134. Gas Station Add to List

There are N gas stations along a circular route, where the amount of gas at stationi is gas[i].

You have a car with an unlimited gas tank and it costs cost[i] of gas to travel from stationi to its next station (i+1). You begin the journey with an empty tank at one of the gas stations.

Return the starting gas station's index if you can travel around the circuit once, otherwise return -1.

本题采用贪心算法，若从i点无法到达k点，那么从i~k的任意一点都无法到达k。同时若gas的总和大于cost的总和，则说明必然有解。

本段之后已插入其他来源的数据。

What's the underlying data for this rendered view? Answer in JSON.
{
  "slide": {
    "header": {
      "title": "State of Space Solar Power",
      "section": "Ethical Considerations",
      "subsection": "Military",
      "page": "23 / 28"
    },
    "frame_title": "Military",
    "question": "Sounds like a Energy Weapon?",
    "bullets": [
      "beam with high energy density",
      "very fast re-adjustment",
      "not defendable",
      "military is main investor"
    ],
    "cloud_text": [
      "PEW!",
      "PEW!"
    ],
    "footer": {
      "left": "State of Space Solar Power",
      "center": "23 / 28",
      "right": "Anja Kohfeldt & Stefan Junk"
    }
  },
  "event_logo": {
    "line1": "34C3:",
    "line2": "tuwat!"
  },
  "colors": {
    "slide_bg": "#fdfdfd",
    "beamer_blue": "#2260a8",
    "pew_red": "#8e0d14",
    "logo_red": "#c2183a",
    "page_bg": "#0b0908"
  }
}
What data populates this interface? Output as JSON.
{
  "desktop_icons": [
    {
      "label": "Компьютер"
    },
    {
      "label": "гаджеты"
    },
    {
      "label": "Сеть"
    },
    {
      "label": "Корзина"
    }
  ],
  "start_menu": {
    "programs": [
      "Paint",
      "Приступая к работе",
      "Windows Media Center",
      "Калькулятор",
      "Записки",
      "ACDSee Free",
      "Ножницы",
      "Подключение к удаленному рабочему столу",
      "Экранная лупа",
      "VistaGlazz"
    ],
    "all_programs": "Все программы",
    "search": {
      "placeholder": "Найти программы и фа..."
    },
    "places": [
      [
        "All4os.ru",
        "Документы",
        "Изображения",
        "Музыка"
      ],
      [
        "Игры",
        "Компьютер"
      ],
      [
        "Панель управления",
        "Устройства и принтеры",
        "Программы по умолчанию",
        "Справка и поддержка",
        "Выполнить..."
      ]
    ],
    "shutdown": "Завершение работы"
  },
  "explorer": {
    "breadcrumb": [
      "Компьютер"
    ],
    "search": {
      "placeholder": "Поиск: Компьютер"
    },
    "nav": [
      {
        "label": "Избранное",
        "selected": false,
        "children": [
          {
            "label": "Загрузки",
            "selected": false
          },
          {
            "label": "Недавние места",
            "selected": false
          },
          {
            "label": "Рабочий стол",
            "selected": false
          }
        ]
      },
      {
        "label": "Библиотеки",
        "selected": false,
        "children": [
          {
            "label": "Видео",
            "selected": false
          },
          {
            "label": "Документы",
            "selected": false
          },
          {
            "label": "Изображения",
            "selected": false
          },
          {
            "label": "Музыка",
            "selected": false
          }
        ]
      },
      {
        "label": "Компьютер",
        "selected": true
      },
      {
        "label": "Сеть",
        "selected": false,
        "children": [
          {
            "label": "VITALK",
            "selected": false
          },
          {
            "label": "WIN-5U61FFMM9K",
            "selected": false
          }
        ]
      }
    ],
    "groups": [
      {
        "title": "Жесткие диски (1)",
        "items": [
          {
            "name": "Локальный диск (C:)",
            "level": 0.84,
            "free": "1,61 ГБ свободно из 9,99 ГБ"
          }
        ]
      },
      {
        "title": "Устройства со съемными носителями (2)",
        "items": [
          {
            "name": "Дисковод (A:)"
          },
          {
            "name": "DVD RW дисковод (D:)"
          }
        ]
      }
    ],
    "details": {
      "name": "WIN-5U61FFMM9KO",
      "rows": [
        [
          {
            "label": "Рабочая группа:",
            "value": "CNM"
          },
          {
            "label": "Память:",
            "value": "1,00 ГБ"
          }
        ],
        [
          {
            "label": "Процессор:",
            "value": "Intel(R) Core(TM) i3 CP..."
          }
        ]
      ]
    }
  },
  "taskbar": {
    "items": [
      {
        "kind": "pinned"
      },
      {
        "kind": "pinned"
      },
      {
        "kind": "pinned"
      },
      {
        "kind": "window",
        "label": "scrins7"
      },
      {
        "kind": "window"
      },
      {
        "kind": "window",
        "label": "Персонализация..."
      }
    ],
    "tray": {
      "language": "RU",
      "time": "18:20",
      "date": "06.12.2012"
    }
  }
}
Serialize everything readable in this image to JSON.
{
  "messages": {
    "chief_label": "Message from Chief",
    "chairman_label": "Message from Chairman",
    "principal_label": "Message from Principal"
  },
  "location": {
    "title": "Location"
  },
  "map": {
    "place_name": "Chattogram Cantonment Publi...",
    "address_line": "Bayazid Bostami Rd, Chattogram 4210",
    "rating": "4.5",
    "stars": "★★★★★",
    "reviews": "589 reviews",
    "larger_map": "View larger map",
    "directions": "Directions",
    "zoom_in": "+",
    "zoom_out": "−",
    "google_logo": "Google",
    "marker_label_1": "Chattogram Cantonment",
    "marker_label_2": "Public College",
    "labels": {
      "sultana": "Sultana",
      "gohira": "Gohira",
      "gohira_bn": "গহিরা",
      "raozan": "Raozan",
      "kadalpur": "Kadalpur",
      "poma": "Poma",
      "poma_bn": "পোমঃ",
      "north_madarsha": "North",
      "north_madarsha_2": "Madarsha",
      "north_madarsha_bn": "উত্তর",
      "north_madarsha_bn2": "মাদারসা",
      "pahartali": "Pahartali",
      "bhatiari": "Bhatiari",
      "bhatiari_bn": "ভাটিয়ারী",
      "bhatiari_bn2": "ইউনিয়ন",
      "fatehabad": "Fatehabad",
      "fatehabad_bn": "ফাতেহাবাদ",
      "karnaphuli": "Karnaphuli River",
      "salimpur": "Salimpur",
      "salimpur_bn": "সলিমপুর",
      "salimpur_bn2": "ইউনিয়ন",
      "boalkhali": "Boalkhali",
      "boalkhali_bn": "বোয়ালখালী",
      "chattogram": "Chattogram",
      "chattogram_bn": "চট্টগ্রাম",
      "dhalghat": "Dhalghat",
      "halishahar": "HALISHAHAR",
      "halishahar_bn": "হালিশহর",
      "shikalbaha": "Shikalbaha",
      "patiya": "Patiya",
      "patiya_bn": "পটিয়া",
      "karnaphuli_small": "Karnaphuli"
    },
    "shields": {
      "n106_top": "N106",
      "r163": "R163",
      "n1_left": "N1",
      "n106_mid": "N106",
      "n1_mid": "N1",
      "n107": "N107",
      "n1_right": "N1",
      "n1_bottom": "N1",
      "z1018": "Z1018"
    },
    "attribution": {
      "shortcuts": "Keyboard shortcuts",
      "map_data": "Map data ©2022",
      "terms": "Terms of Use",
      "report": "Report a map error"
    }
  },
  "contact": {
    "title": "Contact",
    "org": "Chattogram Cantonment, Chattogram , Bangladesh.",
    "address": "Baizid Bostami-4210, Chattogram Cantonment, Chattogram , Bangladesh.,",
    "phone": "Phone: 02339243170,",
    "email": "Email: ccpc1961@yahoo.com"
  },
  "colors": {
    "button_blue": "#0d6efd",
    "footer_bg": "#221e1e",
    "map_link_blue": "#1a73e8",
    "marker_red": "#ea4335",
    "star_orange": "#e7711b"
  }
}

所以核心就是寻找所谓的start，设定tank变量存储当前gas和cost的差，当tank小于0，说明存在上述i~k的情况，便将start跳到tank之后。一轮检索之后，比较总的gas与cost，若大于等于0，则返回cost；小于0则意味着无法转一圈，则返回-1.

class Solution {
public:
    int canCompleteCircuit(vector<int> &gas, vector<int> &cost) {
        int start(0),total(0),tank(0);
        for(int i=0;i<gas.size();i++) if((tank=tank+gas[i]-cost[i])<0) {start=i+1;total+=tank;tank=0;}
        return (total+tank<0)? -1:start;
    }
};